I decided to compare the performance of the standard strict tail-recursive version of the Fibonacci program in Haskell to one written in C, using GMP to allow comparisons where the result is to big to fit in a word (in Haskell I use the multi-precision Integer type).

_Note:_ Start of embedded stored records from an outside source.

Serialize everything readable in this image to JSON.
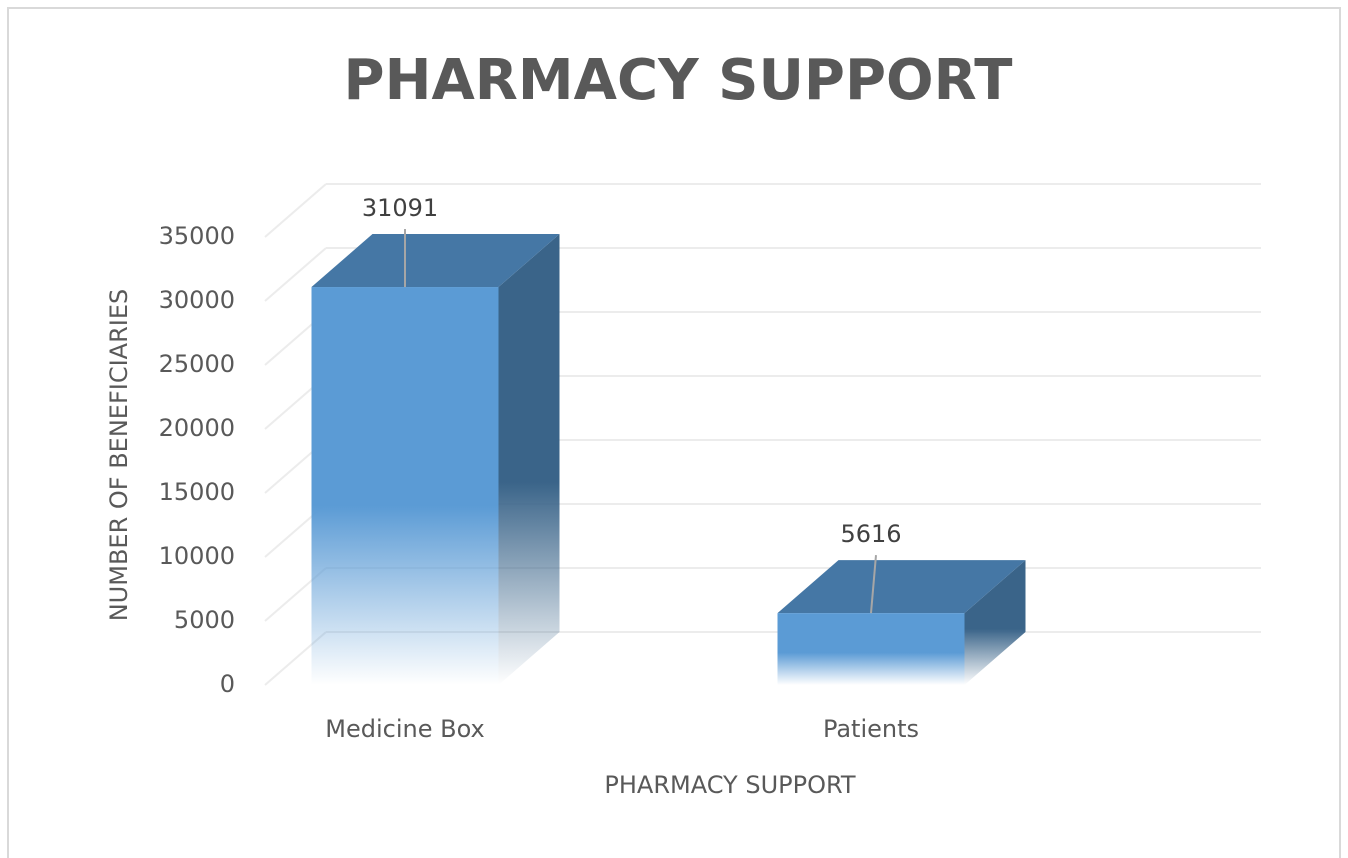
{
  "chart_data": {
    "type": "bar3d",
    "title": "PHARMACY SUPPORT",
    "x_label": "PHARMACY SUPPORT",
    "y_label": "NUMBER OF BENEFICIARIES",
    "categories": [
      "Medicine Box",
      "Patients"
    ],
    "values": [
      31091,
      5616
    ],
    "color": "#5b9bd5",
    "ylim": [
      0,
      35000
    ],
    "yticks": [
      0,
      5000,
      10000,
      15000,
      20000,
      25000,
      30000,
      35000
    ],
    "grid": true
  }
}
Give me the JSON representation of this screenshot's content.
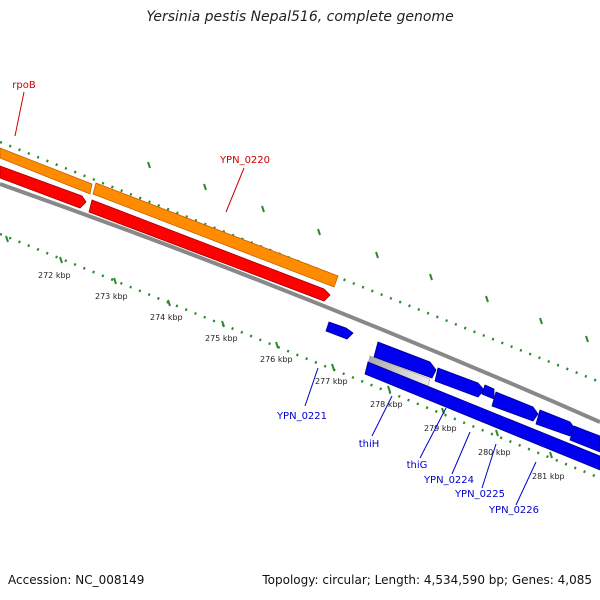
{
  "title": "Yersinia pestis Nepal516, complete genome",
  "footer": {
    "accession": "Accession: NC_008149",
    "summary": "Topology: circular; Length: 4,534,590 bp; Genes: 4,085"
  },
  "colors": {
    "rna_or_reverse_top": "#ff8c00",
    "reverse_strand": "#ff0000",
    "forward_strand": "#0000ee",
    "backbone": "#888888",
    "ticks": "#2a8a2a",
    "label_reverse": "#cc0000",
    "label_forward": "#0000cc"
  },
  "tick_labels": [
    "272 kbp",
    "273 kbp",
    "274 kbp",
    "275 kbp",
    "276 kbp",
    "277 kbp",
    "278 kbp",
    "279 kbp",
    "280 kbp",
    "281 kbp"
  ],
  "gene_labels": {
    "rpoB": "rpoB",
    "ypn0220": "YPN_0220",
    "ypn0221": "YPN_0221",
    "thiH": "thiH",
    "thiG": "thiG",
    "ypn0224": "YPN_0224",
    "ypn0225": "YPN_0225",
    "ypn0226": "YPN_0226"
  }
}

I'm going to omit the Haskell program, because this is a question about C and GMP. The C implementation is this:
#include <stdio.h>
#include <stdlib.h>
#include <gmp.h>
void fib(unsigned int n){
mpz_t a, b, t;
mpz_init_set_ui(a, 0);
mpz_init_set_ui(b, 1);
mpz_init(t);
for(; n > 1; n --){
mpz_add(t, a, b);
mpz_set(a, b);
mpz_set(b, t);
}
//mpz_out_str(stdout, 10, b);
}
int main(int argc, char **argv){
unsigned long n, f;
if(argc != 2){
printf("Usage: fibc <number>\n");
return 1;
}
fib(atol(argv[1]));
return 0;
}
Notice that I commented out the line that outputs the value, which was taking about a second (I left this behavior in the Haskell version).
The results are:
time ./fibhs 1000000
./fibhs 1000000 5.77s user 0.05s system 99% cpu 5.831 total
time ./fibc 1000000
./fibc 1000000 11.19s user 0.00s system 100% cpu 11.194 total
I figure I must be using GMP wrong. Can anyone see any performance improvement possibilities in the C code?
Play ping-pong. You have two variables a and b and a temporary t. You add and put the result into t, then you copy b to a and t to b. Instead alternate between adding b to a and adding a to b. The final result is either in a or b, depending on whether n is odd or even.